Masaaki Izumi, Takanori Matsuzaki, Satoshi Amamiya, Makoto Amamiya Graduate School of Information Science and Electrical Engineering, Kyushu University

We discuss the design policy of a Fuce processor emulator using multiple FPGA chips. The Fuce processor aims at efficient processing of external events and internal computations for the future communication networks. The Fuce processor unifies both external event processing and internal computation as a thread execution. Each thread is executed as a non-preemptive sequence of instructions. The Fuce processor has multiple Thread Execution Units (TEUs for short), and the multiple threads are executed in concurrent way. Thus, the Fuce processor exploits thread level parallelism (TLP).

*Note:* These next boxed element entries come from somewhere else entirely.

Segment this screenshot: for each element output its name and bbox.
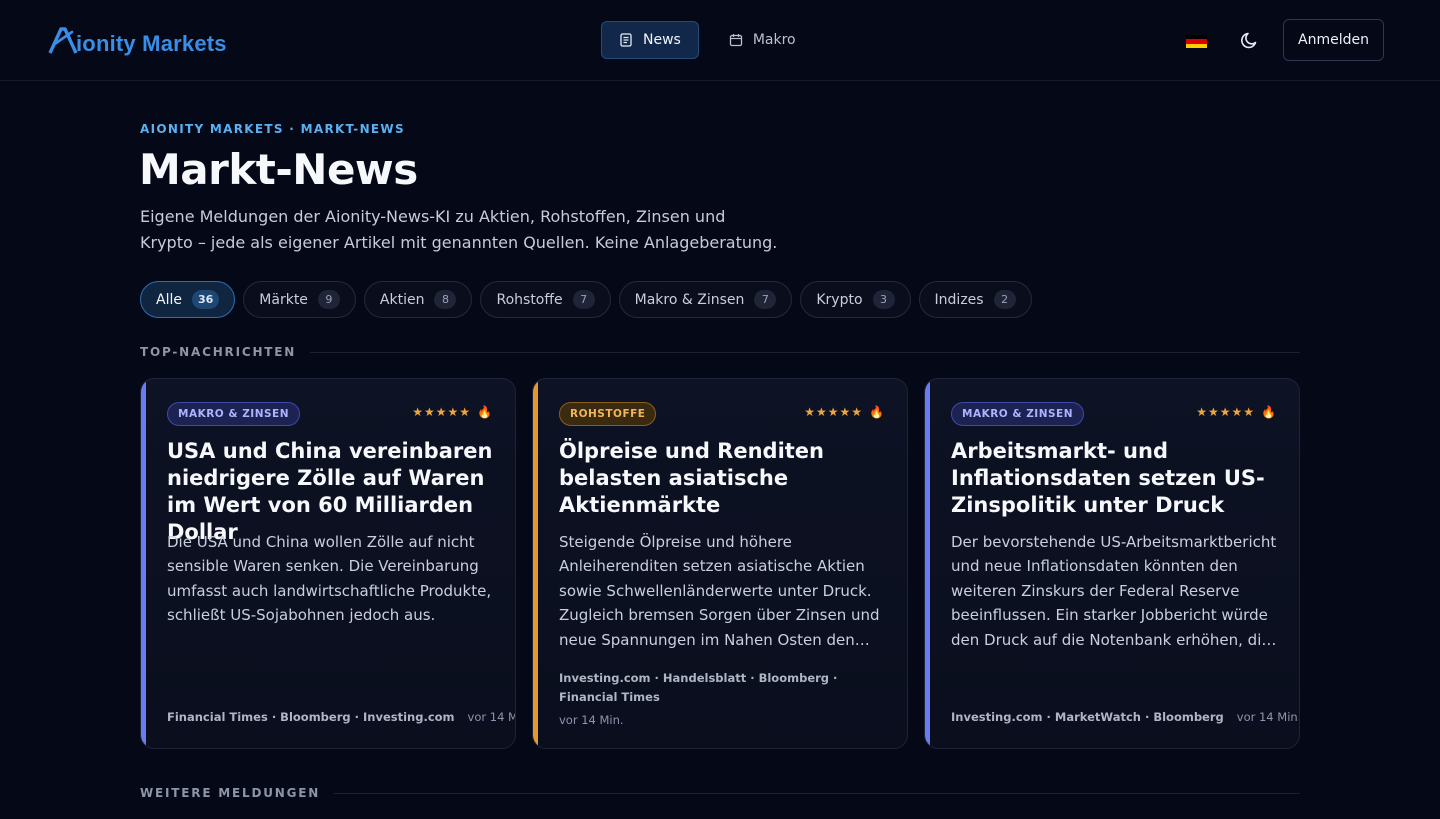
card-accent-bar	[925, 379, 930, 748]
card-title[interactable]: Arbeitsmarkt- und Inflationsdaten setzen…	[951, 438, 1281, 519]
filter-label: Krypto	[816, 291, 863, 308]
main-nav: News Makro	[601, 21, 814, 59]
card-category-badge: MAKRO & ZINSEN	[951, 402, 1085, 426]
calendar-icon	[729, 34, 742, 47]
filter-label: Indizes	[934, 291, 984, 308]
filter-maerkte[interactable]: Märkte 9	[243, 281, 356, 318]
rating-stars-icon: ★★★★★	[804, 405, 864, 419]
card-meta: Investing.com · Handelsblatt · Bloomberg…	[559, 669, 879, 730]
brand-logo[interactable]: ionity Markets	[48, 26, 227, 56]
nav-makro-label: Makro	[752, 32, 796, 48]
section-top-news-header: TOP-NACHRICHTEN	[140, 344, 1300, 360]
filter-label: Märkte	[259, 291, 308, 308]
card-accent-bar	[141, 379, 146, 748]
filter-label: Aktien	[379, 291, 425, 308]
top-news-card[interactable]: MAKRO & ZINSEN ★★★★★ 🔥 USA und China ver…	[140, 378, 516, 749]
nav-news[interactable]: News	[601, 21, 699, 59]
flame-icon: 🔥	[477, 405, 493, 419]
login-button[interactable]: Anmelden	[1283, 19, 1384, 61]
filter-aktien[interactable]: Aktien 8	[363, 281, 473, 318]
nav-news-label: News	[643, 32, 681, 48]
category-filter-bar: Alle 36 Märkte 9 Aktien 8 Rohstoffe 7 Ma…	[140, 281, 1032, 318]
filter-count-badge: 8	[434, 290, 457, 309]
page-kicker: AIONITY MARKETS · MARKT-NEWS	[140, 122, 405, 136]
filter-count-badge: 7	[754, 290, 777, 309]
flame-icon: 🔥	[869, 405, 885, 419]
page-title: Markt-News	[139, 145, 418, 194]
card-rating: ★★★★★ 🔥	[1196, 405, 1277, 419]
brand-name: ionity Markets	[76, 30, 227, 56]
filter-count-badge: 36	[191, 290, 220, 309]
filter-count-badge: 9	[317, 290, 340, 309]
top-news-card[interactable]: MAKRO & ZINSEN ★★★★★ 🔥 Arbeitsmarkt- und…	[924, 378, 1300, 749]
card-timestamp: vor 14 Min.	[467, 710, 515, 724]
filter-rohstoffe[interactable]: Rohstoffe 7	[480, 281, 611, 318]
document-icon	[620, 33, 632, 47]
section-more-news-header: WEITERE MELDUNGEN	[140, 785, 1300, 801]
card-accent-bar	[533, 379, 538, 748]
filter-krypto[interactable]: Krypto 3	[800, 281, 911, 318]
card-timestamp: vor 14 Min.	[559, 713, 624, 727]
card-meta: Investing.com · MarketWatch · Bloomberg …	[951, 710, 1299, 724]
rating-stars-icon: ★★★★★	[1196, 405, 1256, 419]
moon-icon[interactable]	[1240, 30, 1260, 50]
filter-label: Makro & Zinsen	[634, 291, 745, 308]
filter-count-badge: 7	[572, 290, 595, 309]
top-news-card[interactable]: ROHSTOFFE ★★★★★ 🔥 Ölpreise und Renditen …	[532, 378, 908, 749]
section-more-news-label: WEITERE MELDUNGEN	[140, 786, 321, 800]
card-sources: Financial Times · Bloomberg · Investing.…	[167, 710, 455, 724]
card-sources: Investing.com · MarketWatch · Bloomberg	[951, 710, 1224, 724]
filter-alle[interactable]: Alle 36	[140, 281, 236, 318]
de-flag-icon[interactable]	[1186, 35, 1207, 48]
filter-makro-zinsen[interactable]: Makro & Zinsen 7	[618, 281, 793, 318]
filter-count-badge: 3	[872, 290, 895, 309]
card-meta: Financial Times · Bloomberg · Investing.…	[167, 710, 515, 724]
nav-makro[interactable]: Makro	[711, 21, 814, 59]
card-timestamp: vor 14 Min.	[1236, 710, 1300, 724]
card-rating: ★★★★★ 🔥	[412, 405, 493, 419]
section-divider	[334, 792, 1300, 794]
card-summary: Steigende Ölpreise und höhere Anleiheren…	[559, 533, 880, 649]
filter-indizes[interactable]: Indizes 2	[918, 281, 1032, 318]
card-category-badge: ROHSTOFFE	[559, 402, 657, 426]
card-summary: Der bevorstehende US-Arbeitsmarktbericht…	[951, 533, 1277, 649]
page-intro: Eigene Meldungen der Aionity-News-KI zu …	[140, 207, 778, 252]
flame-icon: 🔥	[1261, 405, 1277, 419]
section-top-news-label: TOP-NACHRICHTEN	[140, 345, 297, 359]
card-summary: Die USA und China wollen Zölle auf nicht…	[167, 533, 492, 625]
filter-label: Alle	[156, 291, 182, 308]
card-title[interactable]: Ölpreise und Renditen belasten asiatisch…	[559, 438, 889, 519]
rating-stars-icon: ★★★★★	[412, 405, 472, 419]
card-rating: ★★★★★ 🔥	[804, 405, 885, 419]
section-divider	[310, 351, 1300, 353]
filter-label: Rohstoffe	[496, 291, 563, 308]
card-category-badge: MAKRO & ZINSEN	[167, 402, 301, 426]
top-navigation-bar: ionity Markets News Makro Anmelden	[0, 0, 1440, 81]
filter-count-badge: 2	[993, 290, 1016, 309]
card-sources: Investing.com · Handelsblatt · Bloomberg…	[559, 671, 838, 704]
brand-a-icon	[48, 27, 78, 54]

The Fuce processor is a chip multiprocessor equipped with multiple TEUs. The Fuce processor is designed on the model of continuation-based multithread execution, which is an advanced version of the conventional dataflow computation model. Continuance is defined as computation continuation and datatransfer between threads. Each thread execution becomes ready when all of continuances are notified from its preceding thread executions. Thread Activation Controller (TAC for short) is a hardware implementation of the continuationbased multithread execution model. TAC drastically reduces the overhead of multithreaded execution compared with the software implementation, and Fuce processor makes it possible to develop more feasible cost/performance TLP processor.

TEU is constructed with a pair of execution unit and preload unit. The execution unit is a simple RISC core, and executes register-to-register instructions. The preload unit supports only the load instructions that set up thread context. TEU has two register files; One is used by the execution unit for the current thread execution, and another is used by the preload unit to set up the context for next thread execution. The execution unit and preload unit run in parallel. When the thread execution switches, each register file alternates its role. This mechanism reduces the memory access latency.

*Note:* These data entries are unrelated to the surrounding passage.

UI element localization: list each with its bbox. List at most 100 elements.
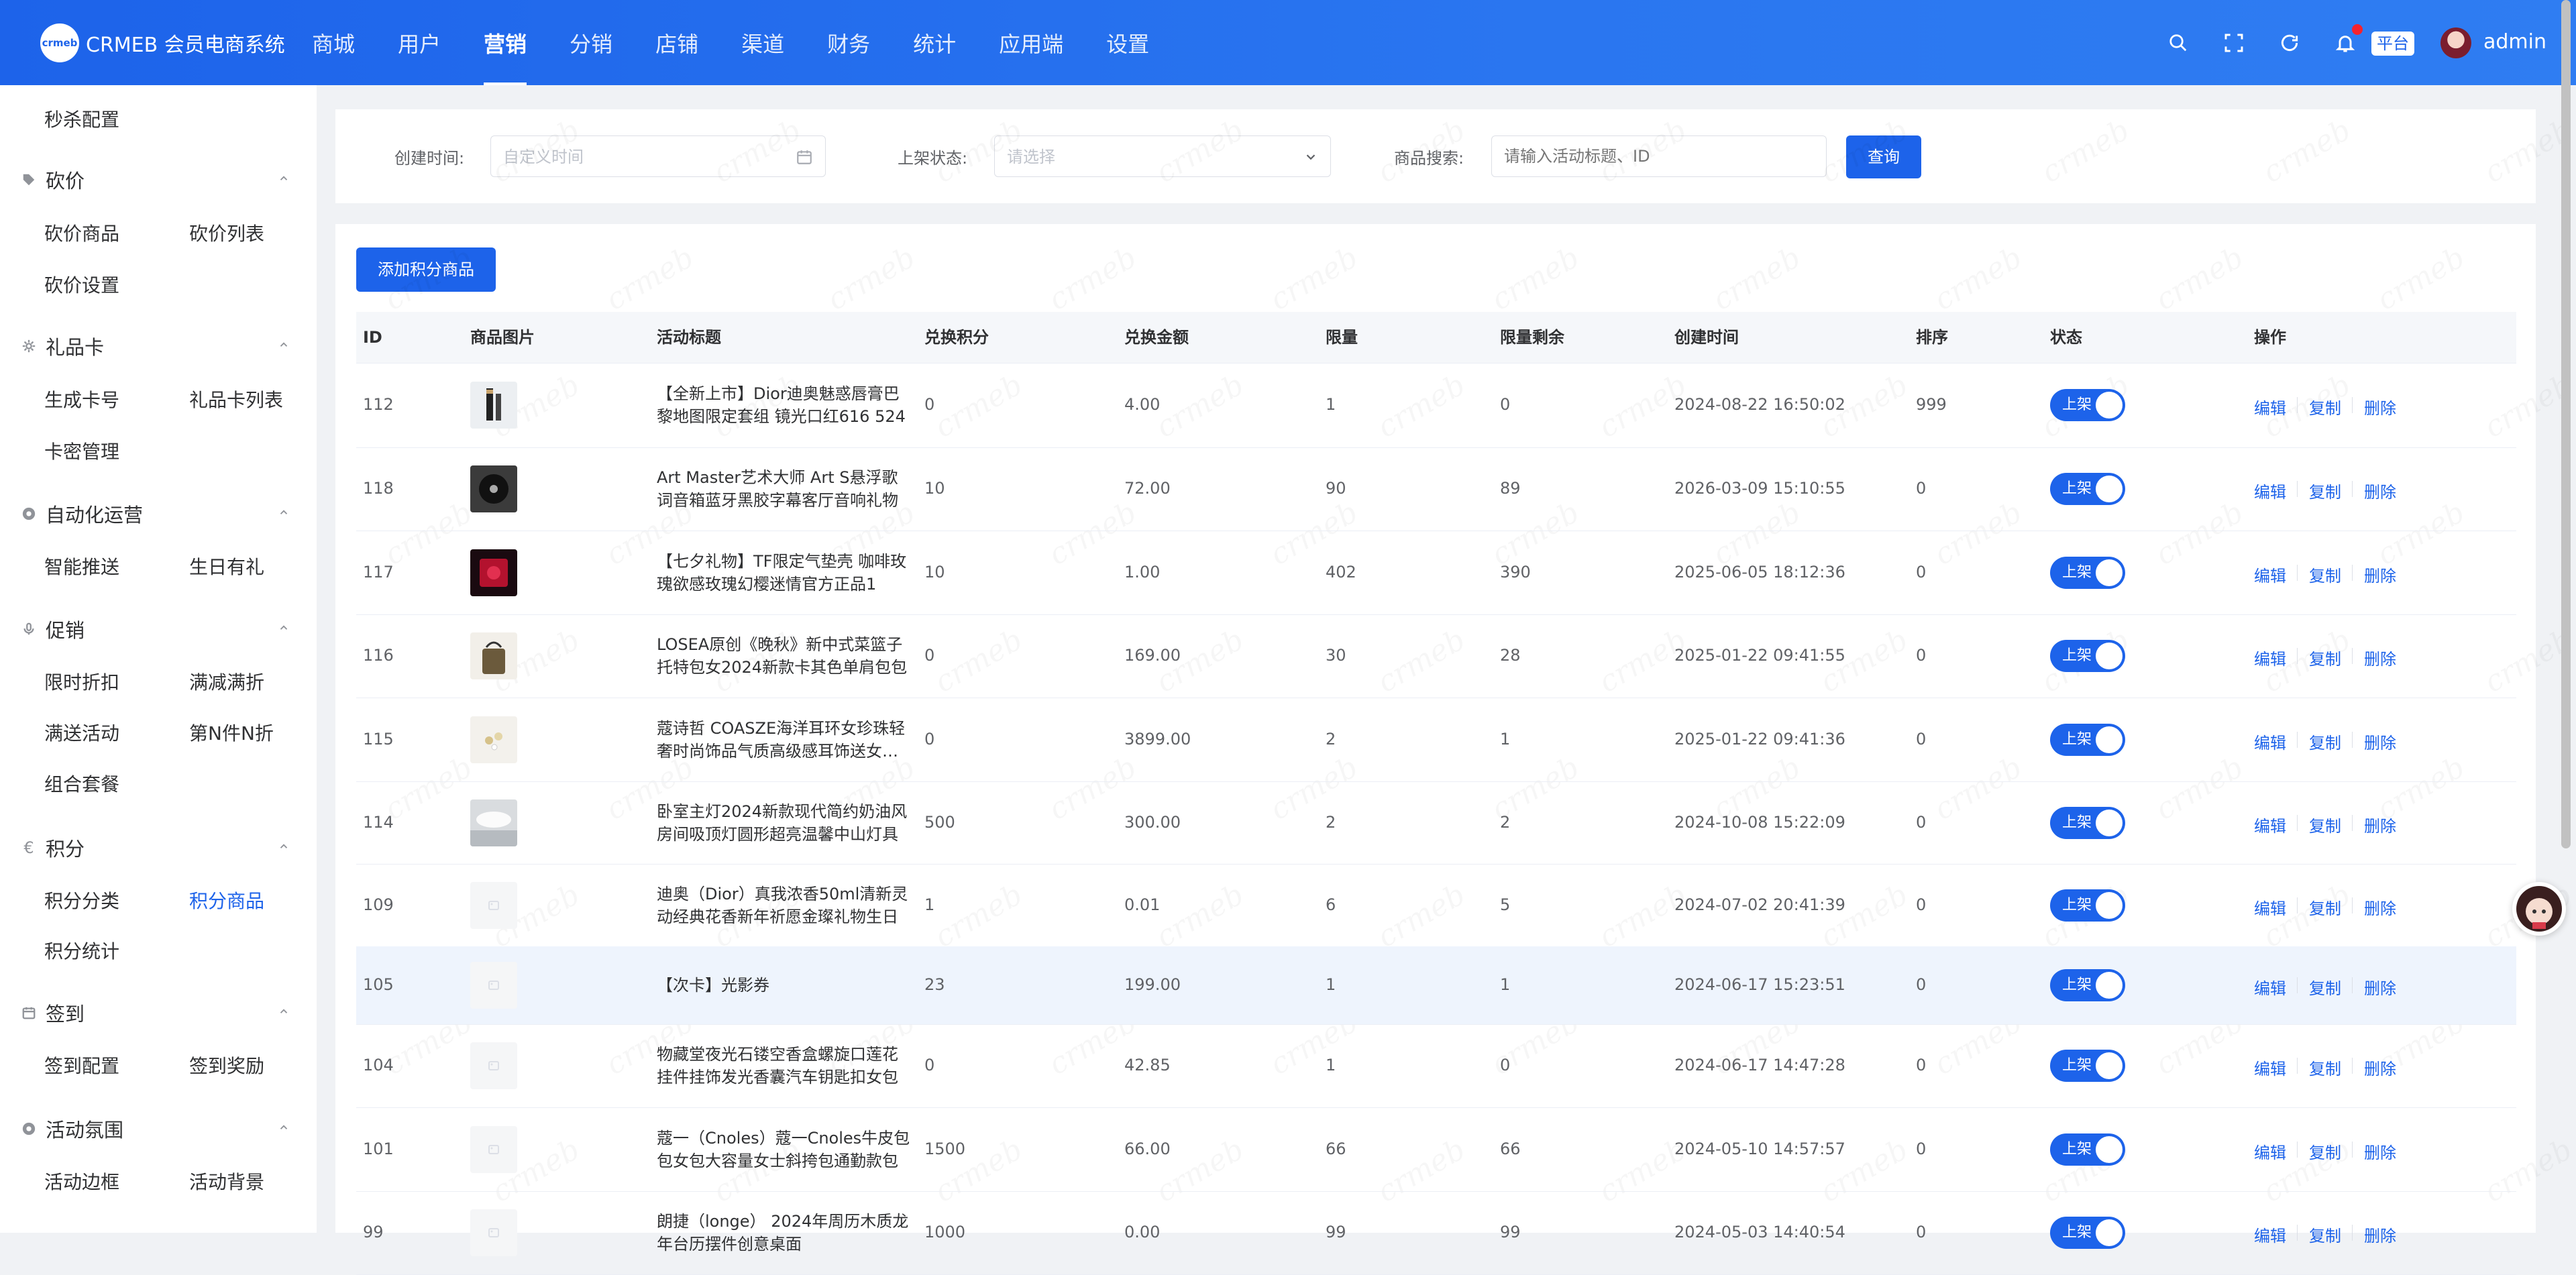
delete-button[interactable]: 删除: [2364, 730, 2396, 753]
product-image[interactable]: [470, 962, 517, 1009]
assistant-avatar[interactable]: [2512, 882, 2566, 936]
chevron-up-icon[interactable]: [278, 1121, 290, 1133]
status-toggle[interactable]: 上架: [2050, 724, 2125, 756]
copy-button[interactable]: 复制: [2309, 479, 2341, 502]
product-image[interactable]: [470, 1126, 517, 1173]
logo[interactable]: crmeb CRMEB 会员电商系统: [40, 23, 285, 62]
copy-button[interactable]: 复制: [2309, 813, 2341, 836]
copy-button[interactable]: 复制: [2309, 1056, 2341, 1079]
avatar[interactable]: [2440, 27, 2471, 58]
table-row[interactable]: 114 卧室主灯2024新款现代简约奶油风房间吸顶灯圆形超亮温馨中山灯具 500 30…: [356, 781, 2516, 865]
table-row[interactable]: 99 朗捷（longe） 2024年周历木质龙年台历摆件创意桌面 1000 0.00 9…: [356, 1191, 2516, 1275]
copy-button[interactable]: 复制: [2309, 395, 2341, 419]
chevron-up-icon[interactable]: [278, 172, 290, 184]
sidebar-group-automation[interactable]: 自动化运营: [20, 500, 143, 528]
copy-button[interactable]: 复制: [2309, 895, 2341, 919]
sidebar-group-points[interactable]: € 积分: [20, 834, 85, 862]
sidebar-item-smart-push[interactable]: 智能推送: [44, 553, 119, 579]
status-toggle[interactable]: 上架: [2050, 1133, 2125, 1166]
copy-button[interactable]: 复制: [2309, 563, 2341, 586]
sidebar-item-combo[interactable]: 组合套餐: [44, 770, 119, 797]
table-row[interactable]: 117 【七夕礼物】TF限定气垫壳 咖啡玫瑰欲感玫瑰幻樱迷情官方正品1 10 1.00…: [356, 531, 2516, 615]
platform-tag[interactable]: 平台: [2371, 32, 2414, 56]
sidebar-item-full-gift[interactable]: 满送活动: [44, 719, 119, 746]
page-scrollbar[interactable]: [2561, 0, 2571, 848]
sidebar-item-generate-card[interactable]: 生成卡号: [44, 386, 119, 412]
edit-button[interactable]: 编辑: [2254, 646, 2286, 669]
sidebar-item-full-reduction[interactable]: 满减满折: [189, 668, 264, 695]
chevron-up-icon[interactable]: [278, 840, 290, 852]
table-row[interactable]: 109 迪奥（Dior）真我浓香50ml清新灵动经典花香新年祈愿金璨礼物生日 1 0.…: [356, 864, 2516, 947]
sidebar-item-nth-discount[interactable]: 第N件N折: [189, 719, 274, 746]
status-toggle[interactable]: 上架: [2050, 1050, 2125, 1082]
copy-button[interactable]: 复制: [2309, 646, 2341, 669]
delete-button[interactable]: 删除: [2364, 563, 2396, 586]
sidebar-item-bargain-goods[interactable]: 砍价商品: [44, 219, 119, 246]
chevron-up-icon[interactable]: [278, 622, 290, 634]
query-button[interactable]: 查询: [1846, 135, 1921, 178]
product-image[interactable]: [470, 632, 517, 679]
fullscreen-icon[interactable]: [2220, 30, 2247, 56]
status-toggle[interactable]: 上架: [2050, 389, 2125, 421]
topnav-store[interactable]: 店铺: [655, 0, 698, 85]
status-toggle[interactable]: 上架: [2050, 807, 2125, 839]
copy-button[interactable]: 复制: [2309, 1223, 2341, 1246]
sidebar-group-giftcard[interactable]: 礼品卡: [20, 332, 104, 360]
topnav-distribution[interactable]: 分销: [570, 0, 612, 85]
product-image[interactable]: [470, 465, 517, 512]
edit-button[interactable]: 编辑: [2254, 975, 2286, 999]
edit-button[interactable]: 编辑: [2254, 479, 2286, 502]
sidebar-item-signin-reward[interactable]: 签到奖励: [189, 1052, 264, 1078]
sidebar-group-signin[interactable]: 签到: [20, 999, 85, 1027]
chevron-up-icon[interactable]: [278, 339, 290, 351]
sidebar-item-activity-border[interactable]: 活动边框: [44, 1168, 119, 1195]
sidebar-group-bargain[interactable]: 砍价: [20, 166, 85, 194]
user-name[interactable]: admin: [2483, 30, 2546, 54]
refresh-icon[interactable]: [2276, 30, 2303, 56]
status-select[interactable]: 请选择: [994, 135, 1331, 177]
product-image[interactable]: [470, 1042, 517, 1089]
table-row[interactable]: 116 LOSEA原创《晚秋》新中式菜篮子托特包女2024新款卡其色单肩包包 0 16…: [356, 614, 2516, 698]
status-toggle[interactable]: 上架: [2050, 640, 2125, 672]
edit-button[interactable]: 编辑: [2254, 895, 2286, 919]
sidebar-item-activity-background[interactable]: 活动背景: [189, 1168, 264, 1195]
table-row[interactable]: 112 【全新上市】Dior迪奥魅惑唇膏巴黎地图限定套组 镜光口红616 524 0…: [356, 363, 2516, 448]
table-row[interactable]: 104 物藏堂夜光石镂空香盒螺旋口莲花挂件挂饰发光香囊汽车钥匙扣女包 0 42.85 1…: [356, 1024, 2516, 1108]
edit-button[interactable]: 编辑: [2254, 813, 2286, 836]
topnav-channel[interactable]: 渠道: [741, 0, 784, 85]
search-input[interactable]: [1491, 135, 1827, 177]
sidebar-item-seckill-config[interactable]: 秒杀配置: [44, 105, 119, 132]
product-image[interactable]: [470, 382, 517, 429]
delete-button[interactable]: 删除: [2364, 1140, 2396, 1163]
chevron-up-icon[interactable]: [278, 1005, 290, 1017]
product-image[interactable]: [470, 799, 517, 846]
sidebar-item-points-goods[interactable]: 积分商品: [189, 887, 264, 913]
add-points-goods-button[interactable]: 添加积分商品: [356, 247, 496, 292]
topnav-mall[interactable]: 商城: [312, 0, 355, 85]
sidebar-item-birthday-gift[interactable]: 生日有礼: [189, 553, 264, 579]
table-row[interactable]: 118 Art Master艺术大师 Art S悬浮歌词音箱蓝牙黑胶字幕客厅音响礼…: [356, 447, 2516, 531]
topnav-finance[interactable]: 财务: [827, 0, 870, 85]
topnav-marketing[interactable]: 营销: [484, 0, 527, 85]
status-toggle[interactable]: 上架: [2050, 969, 2125, 1001]
sidebar-group-promo[interactable]: 促销: [20, 615, 85, 643]
table-row[interactable]: 101 蔻一（Cnoles）蔻一Cnoles牛皮包包女包大容量女士斜挎包通勤款包 1…: [356, 1107, 2516, 1192]
sidebar-item-giftcard-list[interactable]: 礼品卡列表: [189, 386, 283, 412]
delete-button[interactable]: 删除: [2364, 646, 2396, 669]
delete-button[interactable]: 删除: [2364, 479, 2396, 502]
copy-button[interactable]: 复制: [2309, 730, 2341, 753]
edit-button[interactable]: 编辑: [2254, 1056, 2286, 1079]
product-image[interactable]: [470, 1209, 517, 1256]
delete-button[interactable]: 删除: [2364, 813, 2396, 836]
bell-icon[interactable]: [2332, 24, 2363, 56]
topnav-stats[interactable]: 统计: [913, 0, 956, 85]
status-toggle[interactable]: 上架: [2050, 1217, 2125, 1249]
copy-button[interactable]: 复制: [2309, 975, 2341, 999]
chevron-up-icon[interactable]: [278, 506, 290, 518]
delete-button[interactable]: 删除: [2364, 1056, 2396, 1079]
sidebar-item-bargain-settings[interactable]: 砍价设置: [44, 271, 119, 298]
edit-button[interactable]: 编辑: [2254, 1140, 2286, 1163]
table-row[interactable]: 115 蔻诗哲 COASZE海洋耳环女珍珠轻奢时尚饰品气质高级感耳饰送女朋友 0 38…: [356, 698, 2516, 782]
table-row[interactable]: 105 【次卡】光影券 23 199.00 1 1 2024-06-17 15:23:51 0…: [356, 946, 2516, 1025]
product-image[interactable]: [470, 549, 517, 596]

In order to verify the behavior and to evaluate the performance of the Fuce processor, a Fuce processor emulator is designed using multiple FPGA chips. We can also use software simulators for gate level simulation and event level simulation, and we have developed such software simulators. However, if we want to perform more accurate simulation using a software simulator for practical processor in gate level, it consumes more time for simulation. Or, if we want to perform the simulation in shorter time, it will be less precise. Therefore, we have to develop the Fuce emulator by FPGA which will achieve high accurate design data with short measurement time. Furthermore, the FPGA emulator can be used as a test-bet for the custom-made chip development.

In the presentation, we show the design policy of the Fuce processor emulator on multiple FPGA chips. The emulator is constructed so that the design parameters of Fuce processor can be changed easily. The design parameters include the number of TEU, size of TAC, memory hierarchy and clock cycles of the memory access latency. We discuss the problem concerning the emulator design of chip multiprocessor on multiple FPGA chips; how to resolve the bus neck between FPGA chips and how to allocate the Fuce processor units on multiple FPGAs which are connected with narrow bandwidth buses.